When_It_Rains_It_Pours.java

package primary;

/**
 * When it rains it pours
======================

It's raining, it's pouring. You and your agents are nearing the building where the captive rabbits are being held, but a sudden storm puts your escape plans at risk. The structural integrity of the rabbit hutches you've built to house the fugitive rabbits is at risk because they can buckle when wet. Before the rabbits can be rescued from Professor Boolean's lab, you must compute how much standing water has accumulated on the rabbit hutches.

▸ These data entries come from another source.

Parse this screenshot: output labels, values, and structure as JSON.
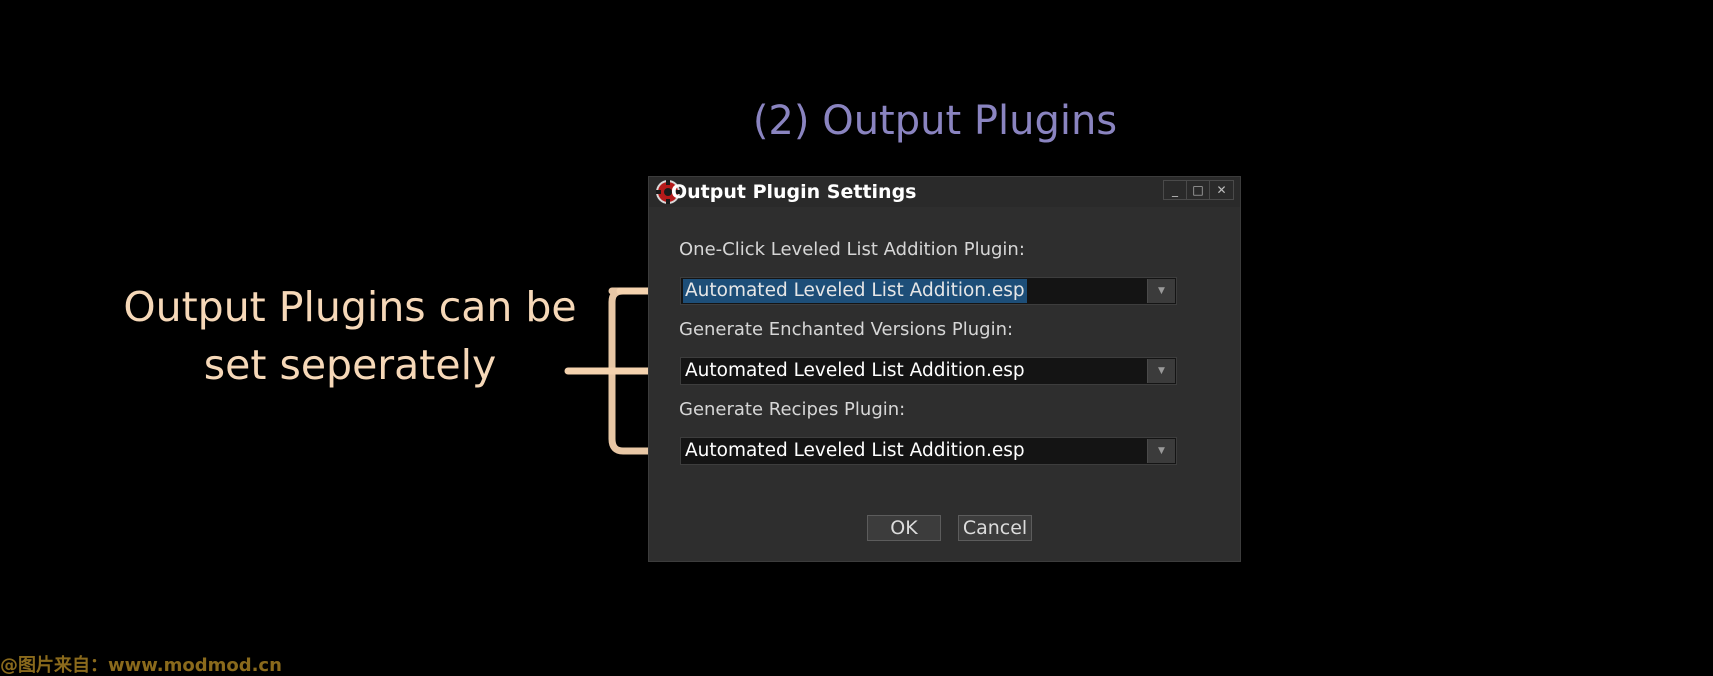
{
  "slide": {
    "heading": "(2) Output Plugins",
    "annotation_line1": "Output Plugins can be",
    "annotation_line2": "set seperately"
  },
  "dialog": {
    "title": "Output Plugin Settings",
    "window_controls": {
      "minimize": "_",
      "maximize": "□",
      "close": "✕"
    },
    "fields": [
      {
        "label": "One-Click Leveled List Addition Plugin:",
        "value": "Automated Leveled List Addition.esp",
        "selected": true
      },
      {
        "label": "Generate Enchanted Versions Plugin:",
        "value": "Automated Leveled List Addition.esp",
        "selected": false
      },
      {
        "label": "Generate Recipes Plugin:",
        "value": "Automated Leveled List Addition.esp",
        "selected": false
      }
    ],
    "dropdown_arrow": "▼",
    "ok_label": "OK",
    "cancel_label": "Cancel",
    "icons": {
      "app": "gear-app-icon",
      "dropdown": "chevron-down-icon"
    }
  },
  "watermark": "@图片来自：www.modmod.cn",
  "colors": {
    "background": "#000000",
    "heading": "#8a84c0",
    "annotation": "#f6d8b8",
    "bracket": "#f4d2ae",
    "dialog_bg": "#2e2e2e",
    "selection": "#1d4e78",
    "watermark": "#8a6a1c"
  }
}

Specifically, suppose there is a line of hutches, stacked to various heights and water is poured from the top (and allowed to run off the sides). We'll assume all the hutches are square, have side length 1, and for the purposes of this problem we'll pretend that the hutch arrangement is two-dimensional.

For example, suppose the heights of the stacked hutches are [1,4,2,5,1,2,3] (the hutches are shown below):

. . . I . . .
. I . I . . .
. I . I . . I
. I I I . I I
I I I I I I I
1 4 2 5 1 2 3

When water is poured over the top at all places and allowed to runoff, it will remain trapped at the 'O' locations:

. . . I . . .
. I X I . . .
. I X I X X I
. I I I X I I
I I I I I I I
1 4 2 5 1 2 3

The amount of water that has accumulated is the number of Xs, which, in this instance, is 5.

Write a function called answer(heights) which, given the heights of the stacked hutches from left-to-right as a list, computes the total area of standing water accumulated when water is poured from the top and allowed to run off the sides.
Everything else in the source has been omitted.